Estimating the Effective Rank of Vision Transformers via Low-Rank Factorization
Liyu Zerihun
TL;DR
<3-5 sentence high-level summary> The paper introduces the concept of an effective rank region to quantify the intrinsic dimensionality of deep networks, treating rank as a measurement rather than a training objective. It combines low-rank factorization of a full-rank teacher with geometric distillation to map performance as a function of rank on ViT-B/32 trained on CIFAR-100, extracting an intrinsic dimensionality profile. The authors identify an effective rank band roughly from 16 to 34 with a knee near 31, achieving substantial parameter compression (≈11×) while maintaining most of the teacher's accuracy.

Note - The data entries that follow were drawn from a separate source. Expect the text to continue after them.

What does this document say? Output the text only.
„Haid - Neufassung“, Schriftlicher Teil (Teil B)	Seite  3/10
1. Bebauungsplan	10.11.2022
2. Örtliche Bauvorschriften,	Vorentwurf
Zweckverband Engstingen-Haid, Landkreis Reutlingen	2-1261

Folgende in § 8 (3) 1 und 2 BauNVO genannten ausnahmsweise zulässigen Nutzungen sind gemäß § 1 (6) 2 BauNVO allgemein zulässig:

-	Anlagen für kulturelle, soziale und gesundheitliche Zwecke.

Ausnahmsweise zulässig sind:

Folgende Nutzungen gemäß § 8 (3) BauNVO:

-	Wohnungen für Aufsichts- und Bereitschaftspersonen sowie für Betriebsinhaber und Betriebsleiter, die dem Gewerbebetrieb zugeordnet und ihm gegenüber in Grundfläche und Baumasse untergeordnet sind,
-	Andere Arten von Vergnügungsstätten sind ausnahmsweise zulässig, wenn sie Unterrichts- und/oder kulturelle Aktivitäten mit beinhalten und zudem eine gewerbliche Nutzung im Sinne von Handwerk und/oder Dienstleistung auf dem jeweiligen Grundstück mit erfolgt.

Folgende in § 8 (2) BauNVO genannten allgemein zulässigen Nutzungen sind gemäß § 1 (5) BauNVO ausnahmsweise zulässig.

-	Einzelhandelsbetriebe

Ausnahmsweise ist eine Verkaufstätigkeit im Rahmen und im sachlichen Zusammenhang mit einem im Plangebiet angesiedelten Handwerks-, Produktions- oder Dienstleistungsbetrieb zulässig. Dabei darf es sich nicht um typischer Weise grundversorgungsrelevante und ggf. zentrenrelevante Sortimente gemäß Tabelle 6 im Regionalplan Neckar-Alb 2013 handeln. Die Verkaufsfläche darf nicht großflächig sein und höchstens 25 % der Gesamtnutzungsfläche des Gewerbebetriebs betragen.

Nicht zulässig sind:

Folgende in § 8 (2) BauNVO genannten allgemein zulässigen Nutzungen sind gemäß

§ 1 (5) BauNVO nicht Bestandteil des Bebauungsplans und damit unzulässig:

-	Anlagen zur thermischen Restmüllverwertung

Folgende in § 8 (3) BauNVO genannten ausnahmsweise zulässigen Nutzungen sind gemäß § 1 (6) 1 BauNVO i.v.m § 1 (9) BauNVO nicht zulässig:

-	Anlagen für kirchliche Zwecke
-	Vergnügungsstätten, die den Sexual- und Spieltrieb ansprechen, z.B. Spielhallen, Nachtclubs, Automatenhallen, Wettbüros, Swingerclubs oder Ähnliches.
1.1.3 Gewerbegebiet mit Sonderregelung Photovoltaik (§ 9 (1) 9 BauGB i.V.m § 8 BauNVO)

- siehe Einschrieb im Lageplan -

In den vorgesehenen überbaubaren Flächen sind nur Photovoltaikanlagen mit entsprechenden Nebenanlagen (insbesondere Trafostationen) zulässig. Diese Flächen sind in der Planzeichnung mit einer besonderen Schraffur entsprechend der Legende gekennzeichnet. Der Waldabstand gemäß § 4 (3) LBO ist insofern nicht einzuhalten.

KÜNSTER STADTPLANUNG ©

This framework provides a practical tool for characterizing and comparing the intrinsic dimensionality of architectures and datasets, with implications for deployment and cross-model analyses.
Abstract
Deep networks are heavily over-parameterized, yet their learned representations often admit low-rank structure. We introduce a framework for estimating a model's intrinsic dimensionality by treating learned representations as projections onto a low-rank subspace of the model's full capacity. Our approach: train a full-rank teacher, factorize its weights at multiple ranks, and train each factorized student via distillation to measure performance as a function of rank. We define effective rank as a region, not a point: the smallest contiguous set of ranks for which the student reaches 85-95% of teacher accuracy. To stabilize estimates, we fit accuracy vs. rank with a monotone PCHIP interpolant and identify crossings of the normalized curve. We also define the effective knee as the rank maximizing perpendicular distance between the smoothed accuracy curve and its endpoint secant; an intrinsic indicator of where marginal gains concentrate. On ViT-B/32 fine-tuned on CIFAR-100 (one seed, due to compute constraints), factorizing linear blocks and training with distillation yields an effective-rank region of approximately [16, 34] and an effective knee at r* ~ 31. At rank 32, the student attains 69.46% top-1 accuracy vs. 73.35% for the teacher (~94.7% of baseline) while achieving substantial parameter compression. We provide a framework to estimate effective-rank regions and knees across architectures and datasets, offering a practical tool for characterizing the intrinsic dimensionality of deep models.